Some science behind the scenes

Sacred geography - guardians

As with all the other sorts of security, the existence of guardians in the spiritual world is celebrated and recognised in our material form based world by physical representations of what has been ‘seen’.  Thus we might find that a statue of a three headed dog is created to show people what the guardian seen in the vision was like.  In an age when people could not read, they were reliant on images and as such painters, sculptors and so on were commissioned to portray these spiritual beings in order that people could understand the spiritual world better.

The culture becomes richer and the understanding better, but the images – the stone figures and paintings are not ‘worshipped’ as some would believe – especially if they represent a guardian.  They are simply celebrated.

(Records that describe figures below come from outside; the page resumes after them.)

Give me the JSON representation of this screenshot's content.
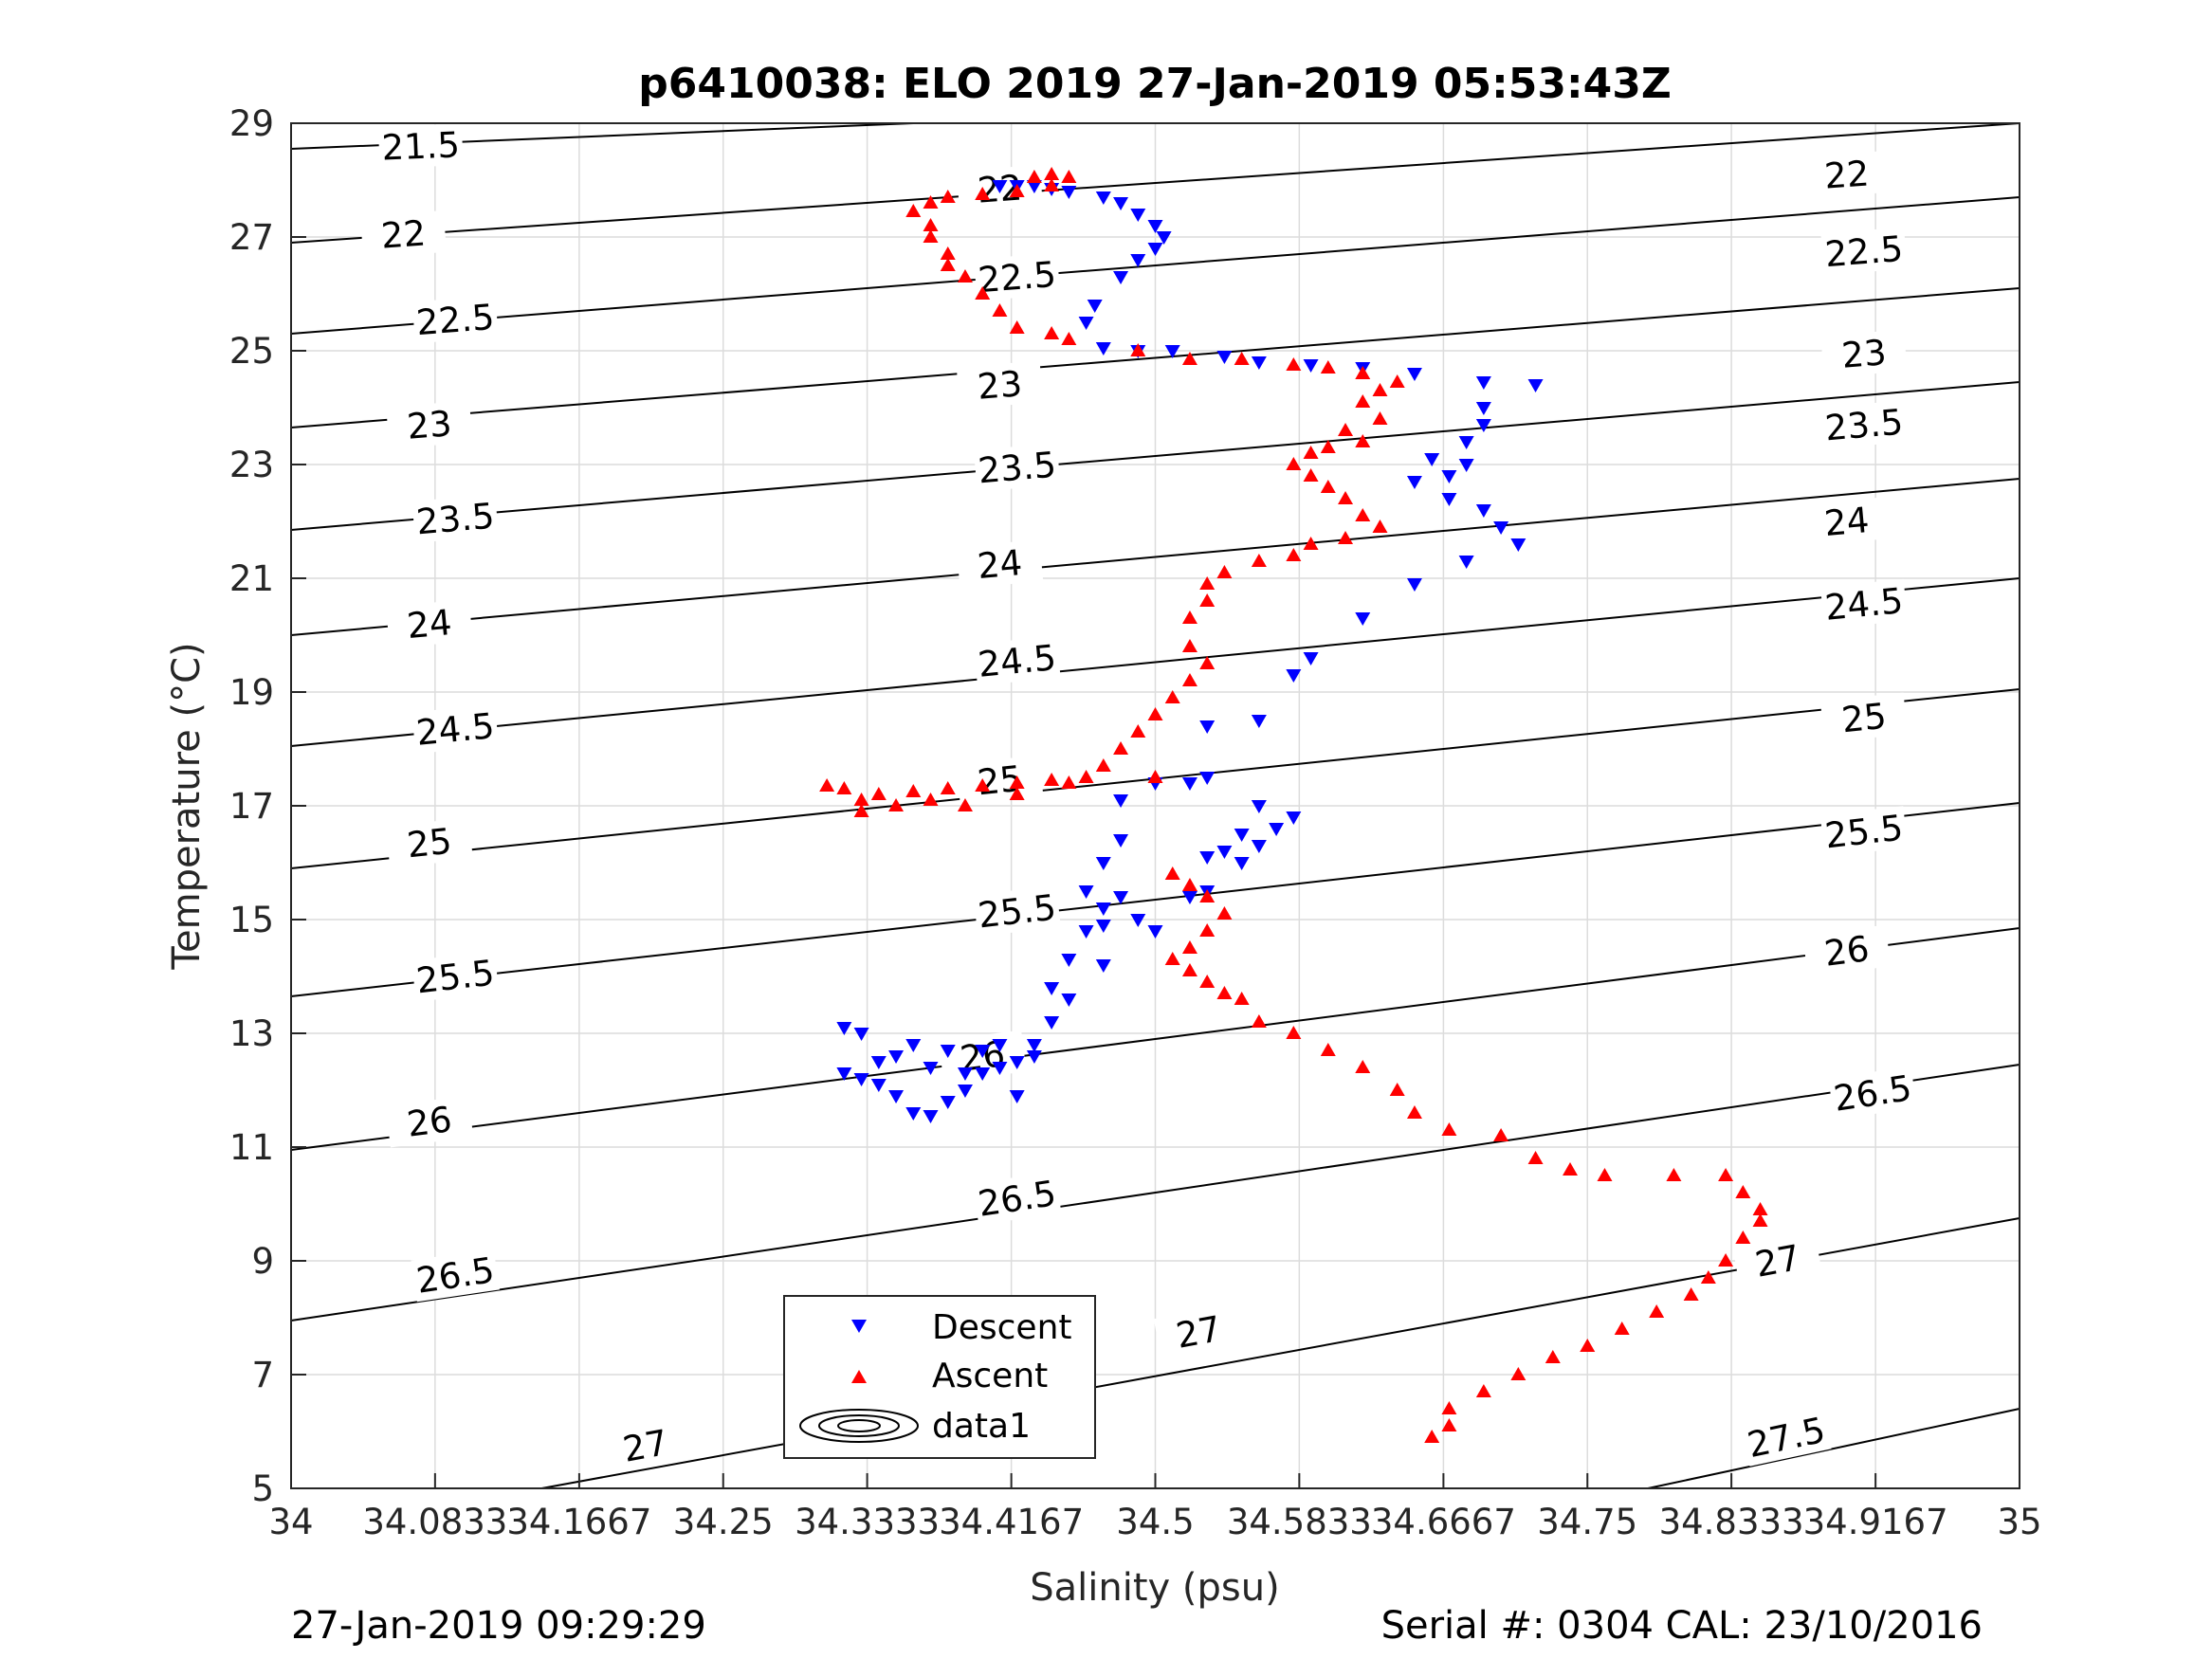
{
  "chart_data": {
    "type": "scatter",
    "title": "p6410038: ELO 2019 27-Jan-2019 05:53:43Z",
    "xlabel": "Salinity (psu)",
    "ylabel": "Temperature (°C)",
    "xlim": [
      34,
      35
    ],
    "ylim": [
      5,
      29
    ],
    "grid": true,
    "xticks": [
      34,
      34.0833,
      34.1667,
      34.25,
      34.3333,
      34.4167,
      34.5,
      34.5833,
      34.6667,
      34.75,
      34.8333,
      34.9167,
      35
    ],
    "xtick_labels": [
      "34",
      "34.0833",
      "34.1667",
      "34.25",
      "34.3333",
      "34.4167",
      "34.5",
      "34.5833",
      "34.6667",
      "34.75",
      "34.8333",
      "34.9167",
      "35"
    ],
    "yticks": [
      5,
      7,
      9,
      11,
      13,
      15,
      17,
      19,
      21,
      23,
      25,
      27,
      29
    ],
    "ytick_labels": [
      "5",
      "7",
      "9",
      "11",
      "13",
      "15",
      "17",
      "19",
      "21",
      "23",
      "25",
      "27",
      "29"
    ],
    "legend": {
      "placement": "bottom-center",
      "entries": [
        "Descent",
        "Ascent",
        "data1"
      ]
    },
    "series": [
      {
        "name": "Descent",
        "color": "#0000ff",
        "marker": "triangle-down",
        "points": [
          [
            34.41,
            27.9
          ],
          [
            34.42,
            27.9
          ],
          [
            34.43,
            27.9
          ],
          [
            34.44,
            27.85
          ],
          [
            34.45,
            27.8
          ],
          [
            34.47,
            27.7
          ],
          [
            34.48,
            27.6
          ],
          [
            34.49,
            27.4
          ],
          [
            34.5,
            27.2
          ],
          [
            34.505,
            27.0
          ],
          [
            34.5,
            26.8
          ],
          [
            34.49,
            26.6
          ],
          [
            34.48,
            26.3
          ],
          [
            34.465,
            25.8
          ],
          [
            34.46,
            25.5
          ],
          [
            34.47,
            25.05
          ],
          [
            34.49,
            25.0
          ],
          [
            34.51,
            25.0
          ],
          [
            34.54,
            24.9
          ],
          [
            34.56,
            24.8
          ],
          [
            34.59,
            24.75
          ],
          [
            34.62,
            24.7
          ],
          [
            34.65,
            24.6
          ],
          [
            34.69,
            24.45
          ],
          [
            34.72,
            24.4
          ],
          [
            34.69,
            24.0
          ],
          [
            34.69,
            23.7
          ],
          [
            34.68,
            23.4
          ],
          [
            34.66,
            23.1
          ],
          [
            34.68,
            23.0
          ],
          [
            34.67,
            22.8
          ],
          [
            34.65,
            22.7
          ],
          [
            34.67,
            22.4
          ],
          [
            34.69,
            22.2
          ],
          [
            34.7,
            21.9
          ],
          [
            34.71,
            21.6
          ],
          [
            34.68,
            21.3
          ],
          [
            34.65,
            20.9
          ],
          [
            34.62,
            20.3
          ],
          [
            34.59,
            19.6
          ],
          [
            34.58,
            19.3
          ],
          [
            34.56,
            18.5
          ],
          [
            34.53,
            18.4
          ],
          [
            34.53,
            17.5
          ],
          [
            34.52,
            17.4
          ],
          [
            34.5,
            17.4
          ],
          [
            34.48,
            17.1
          ],
          [
            34.48,
            16.4
          ],
          [
            34.47,
            16.0
          ],
          [
            34.46,
            15.5
          ],
          [
            34.47,
            15.2
          ],
          [
            34.49,
            15.0
          ],
          [
            34.5,
            14.8
          ],
          [
            34.47,
            14.2
          ],
          [
            34.45,
            13.6
          ],
          [
            34.44,
            13.2
          ],
          [
            34.43,
            12.8
          ],
          [
            34.42,
            12.5
          ],
          [
            34.41,
            12.4
          ],
          [
            34.4,
            12.3
          ],
          [
            34.39,
            12.0
          ],
          [
            34.38,
            11.8
          ],
          [
            34.37,
            11.55
          ],
          [
            34.36,
            11.6
          ],
          [
            34.35,
            11.9
          ],
          [
            34.34,
            12.1
          ],
          [
            34.33,
            12.2
          ],
          [
            34.32,
            12.3
          ],
          [
            34.32,
            13.1
          ],
          [
            34.33,
            13.0
          ],
          [
            34.34,
            12.5
          ],
          [
            34.35,
            12.6
          ],
          [
            34.36,
            12.8
          ],
          [
            34.37,
            12.4
          ],
          [
            34.38,
            12.7
          ],
          [
            34.39,
            12.3
          ],
          [
            34.4,
            12.7
          ],
          [
            34.41,
            12.8
          ],
          [
            34.42,
            11.9
          ],
          [
            34.43,
            12.6
          ],
          [
            34.44,
            13.8
          ],
          [
            34.45,
            14.3
          ],
          [
            34.46,
            14.8
          ],
          [
            34.47,
            14.9
          ],
          [
            34.48,
            15.4
          ],
          [
            34.52,
            15.4
          ],
          [
            34.53,
            15.5
          ],
          [
            34.55,
            16.0
          ],
          [
            34.56,
            16.3
          ],
          [
            34.57,
            16.6
          ],
          [
            34.58,
            16.8
          ],
          [
            34.56,
            17.0
          ],
          [
            34.55,
            16.5
          ],
          [
            34.54,
            16.2
          ],
          [
            34.53,
            16.1
          ]
        ]
      },
      {
        "name": "Ascent",
        "color": "#ff0000",
        "marker": "triangle-up",
        "points": [
          [
            34.43,
            28.05
          ],
          [
            34.44,
            28.1
          ],
          [
            34.45,
            28.05
          ],
          [
            34.44,
            27.9
          ],
          [
            34.42,
            27.8
          ],
          [
            34.4,
            27.75
          ],
          [
            34.38,
            27.7
          ],
          [
            34.37,
            27.6
          ],
          [
            34.36,
            27.45
          ],
          [
            34.37,
            27.2
          ],
          [
            34.37,
            27.0
          ],
          [
            34.38,
            26.7
          ],
          [
            34.38,
            26.5
          ],
          [
            34.39,
            26.3
          ],
          [
            34.4,
            26.0
          ],
          [
            34.41,
            25.7
          ],
          [
            34.42,
            25.4
          ],
          [
            34.44,
            25.3
          ],
          [
            34.45,
            25.2
          ],
          [
            34.49,
            25.0
          ],
          [
            34.52,
            24.85
          ],
          [
            34.55,
            24.85
          ],
          [
            34.58,
            24.75
          ],
          [
            34.6,
            24.7
          ],
          [
            34.62,
            24.6
          ],
          [
            34.64,
            24.45
          ],
          [
            34.63,
            24.3
          ],
          [
            34.62,
            24.1
          ],
          [
            34.63,
            23.8
          ],
          [
            34.61,
            23.6
          ],
          [
            34.62,
            23.4
          ],
          [
            34.6,
            23.3
          ],
          [
            34.59,
            23.2
          ],
          [
            34.58,
            23.0
          ],
          [
            34.59,
            22.8
          ],
          [
            34.6,
            22.6
          ],
          [
            34.61,
            22.4
          ],
          [
            34.62,
            22.1
          ],
          [
            34.63,
            21.9
          ],
          [
            34.61,
            21.7
          ],
          [
            34.59,
            21.6
          ],
          [
            34.58,
            21.4
          ],
          [
            34.56,
            21.3
          ],
          [
            34.54,
            21.1
          ],
          [
            34.53,
            20.9
          ],
          [
            34.53,
            20.6
          ],
          [
            34.52,
            20.3
          ],
          [
            34.52,
            19.8
          ],
          [
            34.53,
            19.5
          ],
          [
            34.52,
            19.2
          ],
          [
            34.51,
            18.9
          ],
          [
            34.5,
            18.6
          ],
          [
            34.49,
            18.3
          ],
          [
            34.48,
            18.0
          ],
          [
            34.47,
            17.7
          ],
          [
            34.46,
            17.5
          ],
          [
            34.44,
            17.45
          ],
          [
            34.42,
            17.4
          ],
          [
            34.4,
            17.35
          ],
          [
            34.38,
            17.3
          ],
          [
            34.36,
            17.25
          ],
          [
            34.34,
            17.2
          ],
          [
            34.33,
            17.1
          ],
          [
            34.32,
            17.3
          ],
          [
            34.31,
            17.35
          ],
          [
            34.33,
            16.9
          ],
          [
            34.35,
            17.0
          ],
          [
            34.37,
            17.1
          ],
          [
            34.39,
            17.0
          ],
          [
            34.42,
            17.2
          ],
          [
            34.45,
            17.4
          ],
          [
            34.5,
            17.5
          ],
          [
            34.51,
            15.8
          ],
          [
            34.52,
            15.6
          ],
          [
            34.53,
            15.4
          ],
          [
            34.54,
            15.1
          ],
          [
            34.53,
            14.8
          ],
          [
            34.52,
            14.5
          ],
          [
            34.51,
            14.3
          ],
          [
            34.52,
            14.1
          ],
          [
            34.53,
            13.9
          ],
          [
            34.54,
            13.7
          ],
          [
            34.55,
            13.6
          ],
          [
            34.56,
            13.2
          ],
          [
            34.58,
            13.0
          ],
          [
            34.6,
            12.7
          ],
          [
            34.62,
            12.4
          ],
          [
            34.64,
            12.0
          ],
          [
            34.65,
            11.6
          ],
          [
            34.67,
            11.3
          ],
          [
            34.7,
            11.2
          ],
          [
            34.72,
            10.8
          ],
          [
            34.74,
            10.6
          ],
          [
            34.76,
            10.5
          ],
          [
            34.8,
            10.5
          ],
          [
            34.83,
            10.5
          ],
          [
            34.84,
            10.2
          ],
          [
            34.85,
            9.9
          ],
          [
            34.85,
            9.7
          ],
          [
            34.84,
            9.4
          ],
          [
            34.83,
            9.0
          ],
          [
            34.82,
            8.7
          ],
          [
            34.81,
            8.4
          ],
          [
            34.79,
            8.1
          ],
          [
            34.77,
            7.8
          ],
          [
            34.75,
            7.5
          ],
          [
            34.73,
            7.3
          ],
          [
            34.71,
            7.0
          ],
          [
            34.69,
            6.7
          ],
          [
            34.67,
            6.4
          ],
          [
            34.67,
            6.1
          ],
          [
            34.66,
            5.9
          ]
        ]
      }
    ],
    "contours": {
      "line_color": "#000000",
      "label_values": [
        "21.5",
        "22",
        "22.5",
        "23",
        "23.5",
        "24",
        "24.5",
        "25",
        "25.5",
        "26",
        "26.5",
        "27",
        "27.5"
      ]
    }
  },
  "footer": {
    "left": "27-Jan-2019 09:29:29",
    "right": "Serial #: 0304  CAL: 23/10/2016"
  }
}
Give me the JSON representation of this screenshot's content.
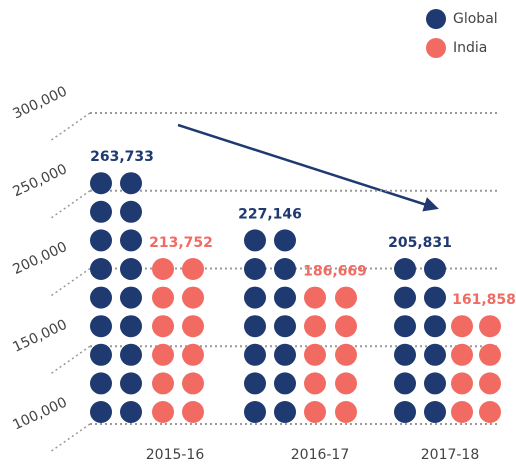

For example, in the Shinto religion, shrines are locations and institutions which formally mark the presence of a spirit, known in Shinto as a Kami.  Shrines can be huge, spreading across a mountain, as is the case of the Fushinu Inari shrine, or they can be tiny.  Shrines do not have to be buildings, any place is potentially the abode of a kami, trees, rocks and other natural objects may in themselves mark the presence or be the abodes of kami and can therefore serve as shrines without needing buildings.  Mount Miwa near Nara, for example, is regarded as an object of worship in itself.  There are sacred places where the kami reside and which are empowered by them.  Often it is myth or legend which has determined their significance.

By each shrine, priests and people may place 'guardians'.  These are actual statues depicting the guardians perceived to be protecting the spirit at that point.  They are thus symbolic, but in a sense they are also symbolic of a symbol, as the presence of a fierce animal in visions, for example, is itself a symbol.  Guardians can be dogs, lions usually fierce like komianu or dragons.  Other stylised statues of animals may also be found.

So by looking at the statues and the paintings, we often get a better understanding of what these creatures looked like to a priest under trance or a shaman, than if we read books about them.  I have thus tried to include some example paintings on the website, to show you what the shaman may have ‘seen’.